Income Inequality and Maternal and Child Mental Health in Calgary
Funding Support: M.S.I. Foundation, Women and Children’s Health Research Institute (WCHRI)
Mental illness presents a substantial economic and public health burden in Canada, with 1 in 5 Canadian experiencing a mental illness throughout their lifetime. Income inequality, which has been rising both domestically and globally over the past decades, is suspected to be associated with adverse mental health outcomes, such as anxiety and depression.
This study uses data from the All Our Families (AOF) longitudinal cohort to investigate the association between neighbourhood-level income inequality and mental health over time among mothers and their young children in Calgary, Alberta. The three primary objectives of this study are:
Identifying the relationships between income inequality and maternal and child mental health outcomes over time;
Forecasting and analyzing the impacts that interventions intended to lower income inequality (e.g., minimum wage increase) have on disparities in mental health outcomes using agent-based modelling techniques ; and
Investigating potential mechanisms through which income inequality affects mental health
Income Inequality within Schools and Mental Health among Canada’s Youth
Previous research has demonstrated that income inequality within a given environment is a risk factor for adverse mental health outcomes, especially among women and girls. Despite the rising levels of global, national, and local income inequality, relatively little work has been done investigating the relationship between income inequality and mental health within the school environment. The gap is especially pertinent when considering adolescent health, as they spend the majority of their waking hours within schools.
This studies explores the relationships and mechanisms of school-level income inequality with depression and anxiety among adolescents. Data from the nine-year Cohort on Obesity, Marijuana use, Physical activity, Alcohol use, Smoking, and Sedentary behaviour (COMPASS) study provides a rich sample of over 65,000 students attending 120 secondary schools in Alberta, Ontario, Quebec, and British Columbia. The specific goals of this study include:
Examining the association of school-level income inequality with depression and anxiety among adolescents over time and determining if this association differs across boys and girls;
Identifying the mechanisms involved in which income inequality leads to adverse mental health outcomes among teens; and
Investigating the effect of interventions that potentially change the income inequality within schools on mental health outcomes
The Impact of Austerity on Health: Identifying What Gets Cut and Who Gets Hit the Hardest
Funding Support: Canadian Institutes of Health Research (CIHR)

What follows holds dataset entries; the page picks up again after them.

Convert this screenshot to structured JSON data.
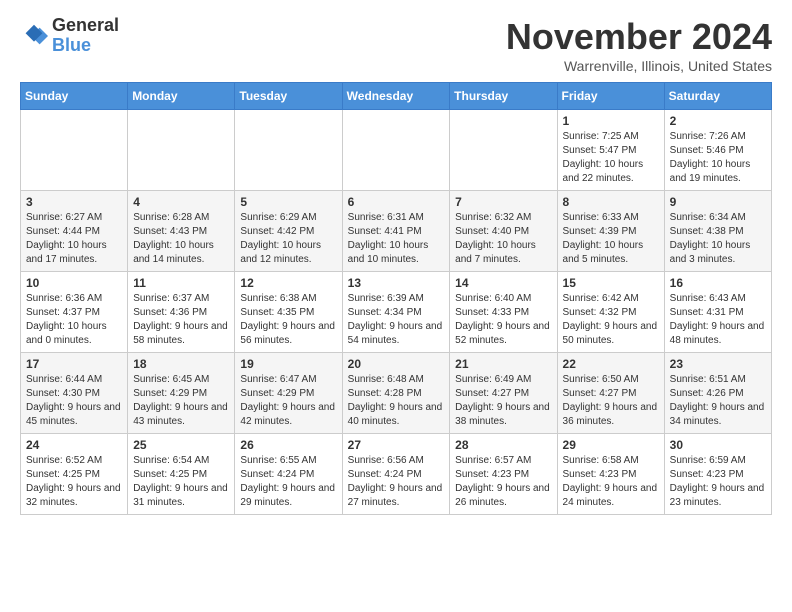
{
  "logo": {
    "general": "General",
    "blue": "Blue"
  },
  "header": {
    "month_year": "November 2024",
    "location": "Warrenville, Illinois, United States"
  },
  "weekdays": [
    "Sunday",
    "Monday",
    "Tuesday",
    "Wednesday",
    "Thursday",
    "Friday",
    "Saturday"
  ],
  "weeks": [
    [
      {
        "day": "",
        "info": ""
      },
      {
        "day": "",
        "info": ""
      },
      {
        "day": "",
        "info": ""
      },
      {
        "day": "",
        "info": ""
      },
      {
        "day": "",
        "info": ""
      },
      {
        "day": "1",
        "info": "Sunrise: 7:25 AM\nSunset: 5:47 PM\nDaylight: 10 hours and 22 minutes."
      },
      {
        "day": "2",
        "info": "Sunrise: 7:26 AM\nSunset: 5:46 PM\nDaylight: 10 hours and 19 minutes."
      }
    ],
    [
      {
        "day": "3",
        "info": "Sunrise: 6:27 AM\nSunset: 4:44 PM\nDaylight: 10 hours and 17 minutes."
      },
      {
        "day": "4",
        "info": "Sunrise: 6:28 AM\nSunset: 4:43 PM\nDaylight: 10 hours and 14 minutes."
      },
      {
        "day": "5",
        "info": "Sunrise: 6:29 AM\nSunset: 4:42 PM\nDaylight: 10 hours and 12 minutes."
      },
      {
        "day": "6",
        "info": "Sunrise: 6:31 AM\nSunset: 4:41 PM\nDaylight: 10 hours and 10 minutes."
      },
      {
        "day": "7",
        "info": "Sunrise: 6:32 AM\nSunset: 4:40 PM\nDaylight: 10 hours and 7 minutes."
      },
      {
        "day": "8",
        "info": "Sunrise: 6:33 AM\nSunset: 4:39 PM\nDaylight: 10 hours and 5 minutes."
      },
      {
        "day": "9",
        "info": "Sunrise: 6:34 AM\nSunset: 4:38 PM\nDaylight: 10 hours and 3 minutes."
      }
    ],
    [
      {
        "day": "10",
        "info": "Sunrise: 6:36 AM\nSunset: 4:37 PM\nDaylight: 10 hours and 0 minutes."
      },
      {
        "day": "11",
        "info": "Sunrise: 6:37 AM\nSunset: 4:36 PM\nDaylight: 9 hours and 58 minutes."
      },
      {
        "day": "12",
        "info": "Sunrise: 6:38 AM\nSunset: 4:35 PM\nDaylight: 9 hours and 56 minutes."
      },
      {
        "day": "13",
        "info": "Sunrise: 6:39 AM\nSunset: 4:34 PM\nDaylight: 9 hours and 54 minutes."
      },
      {
        "day": "14",
        "info": "Sunrise: 6:40 AM\nSunset: 4:33 PM\nDaylight: 9 hours and 52 minutes."
      },
      {
        "day": "15",
        "info": "Sunrise: 6:42 AM\nSunset: 4:32 PM\nDaylight: 9 hours and 50 minutes."
      },
      {
        "day": "16",
        "info": "Sunrise: 6:43 AM\nSunset: 4:31 PM\nDaylight: 9 hours and 48 minutes."
      }
    ],
    [
      {
        "day": "17",
        "info": "Sunrise: 6:44 AM\nSunset: 4:30 PM\nDaylight: 9 hours and 45 minutes."
      },
      {
        "day": "18",
        "info": "Sunrise: 6:45 AM\nSunset: 4:29 PM\nDaylight: 9 hours and 43 minutes."
      },
      {
        "day": "19",
        "info": "Sunrise: 6:47 AM\nSunset: 4:29 PM\nDaylight: 9 hours and 42 minutes."
      },
      {
        "day": "20",
        "info": "Sunrise: 6:48 AM\nSunset: 4:28 PM\nDaylight: 9 hours and 40 minutes."
      },
      {
        "day": "21",
        "info": "Sunrise: 6:49 AM\nSunset: 4:27 PM\nDaylight: 9 hours and 38 minutes."
      },
      {
        "day": "22",
        "info": "Sunrise: 6:50 AM\nSunset: 4:27 PM\nDaylight: 9 hours and 36 minutes."
      },
      {
        "day": "23",
        "info": "Sunrise: 6:51 AM\nSunset: 4:26 PM\nDaylight: 9 hours and 34 minutes."
      }
    ],
    [
      {
        "day": "24",
        "info": "Sunrise: 6:52 AM\nSunset: 4:25 PM\nDaylight: 9 hours and 32 minutes."
      },
      {
        "day": "25",
        "info": "Sunrise: 6:54 AM\nSunset: 4:25 PM\nDaylight: 9 hours and 31 minutes."
      },
      {
        "day": "26",
        "info": "Sunrise: 6:55 AM\nSunset: 4:24 PM\nDaylight: 9 hours and 29 minutes."
      },
      {
        "day": "27",
        "info": "Sunrise: 6:56 AM\nSunset: 4:24 PM\nDaylight: 9 hours and 27 minutes."
      },
      {
        "day": "28",
        "info": "Sunrise: 6:57 AM\nSunset: 4:23 PM\nDaylight: 9 hours and 26 minutes."
      },
      {
        "day": "29",
        "info": "Sunrise: 6:58 AM\nSunset: 4:23 PM\nDaylight: 9 hours and 24 minutes."
      },
      {
        "day": "30",
        "info": "Sunrise: 6:59 AM\nSunset: 4:23 PM\nDaylight: 9 hours and 23 minutes."
      }
    ]
  ]
}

Public health aims to promote community health and well-being through a wide range of policies, programs, and initiatives. Unfortunately, governments tend to divest in public health during times of austerity. This divestment could result in disastrous consequences for population health and health disparities. However, the evidence on the health impacts of public health spending is limited.

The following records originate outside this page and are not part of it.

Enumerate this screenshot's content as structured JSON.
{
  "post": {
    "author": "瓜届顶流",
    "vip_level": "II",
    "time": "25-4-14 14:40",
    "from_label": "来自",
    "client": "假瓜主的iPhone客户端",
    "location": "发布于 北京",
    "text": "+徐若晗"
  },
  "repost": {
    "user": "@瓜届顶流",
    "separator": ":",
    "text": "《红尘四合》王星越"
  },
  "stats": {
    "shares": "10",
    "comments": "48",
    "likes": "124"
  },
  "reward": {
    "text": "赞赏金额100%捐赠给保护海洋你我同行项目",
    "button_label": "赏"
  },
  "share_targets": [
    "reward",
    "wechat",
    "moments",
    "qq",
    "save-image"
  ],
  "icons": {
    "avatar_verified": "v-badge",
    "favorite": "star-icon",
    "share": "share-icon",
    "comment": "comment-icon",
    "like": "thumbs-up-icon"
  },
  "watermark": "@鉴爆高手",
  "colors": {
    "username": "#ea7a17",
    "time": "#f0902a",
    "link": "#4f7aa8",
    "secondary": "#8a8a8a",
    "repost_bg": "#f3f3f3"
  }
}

The current study aims to address this gap by considering the current climate of austerity in Ontario. The overall goal of this study is to establish an open access data system and measures for tracking public health expenditures, governance, and delivery over time in Ontario and to determine the potential for examining the relationship between public health financing and population and health inequities. Specific aims include:
Establishing an open access exposure measurement dataset to systematically record public health expenditures and program delivery in Ontario at the Public Health Unit-level;
Qualitatively exploring the impact of public health divestment on the delivery of public health services at the Public Health Unit-level ; and
Examining the impacts of public health divestments in Ontario on population health outcomes, such as smoking behaviour, and health equity
Inequality and Risk for Deaths of Despair
Life expectancy is a key indicator of the health of a population, as is reflective of a nation’s social and economic conditions. Despite previous increases in life expectancy among high income countries during the 20th and 21st centuries, recent trends indicate declining life expectancy in many of these countries. Researches have linked these trends to an increase in rates of Deaths of Despair, defined as deaths attributed to suicide, cirrhosis of the liver (due to excessive alcohol consumption), and fatal opioid-related overdoses. Preliminary evidence points to increasing societal inequality as a cause.

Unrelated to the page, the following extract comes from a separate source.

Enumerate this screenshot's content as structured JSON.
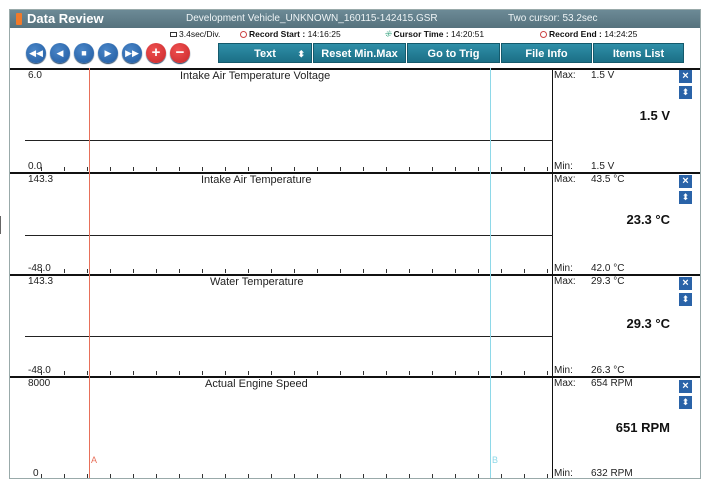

This study aims to determine if social economic indicators or inequality, such as income inequality and labour force participation, act as risk factors for Deaths of Despair among Canadians. Data for this study comes from large administrative population based datasets linked to patient data (mortality records, Emergency Department visits). We hope that our results will contribute to decision making and practice at the local, provincial, and national level, and can inform policy to reduce the risk of in Deaths of Despair in Canada.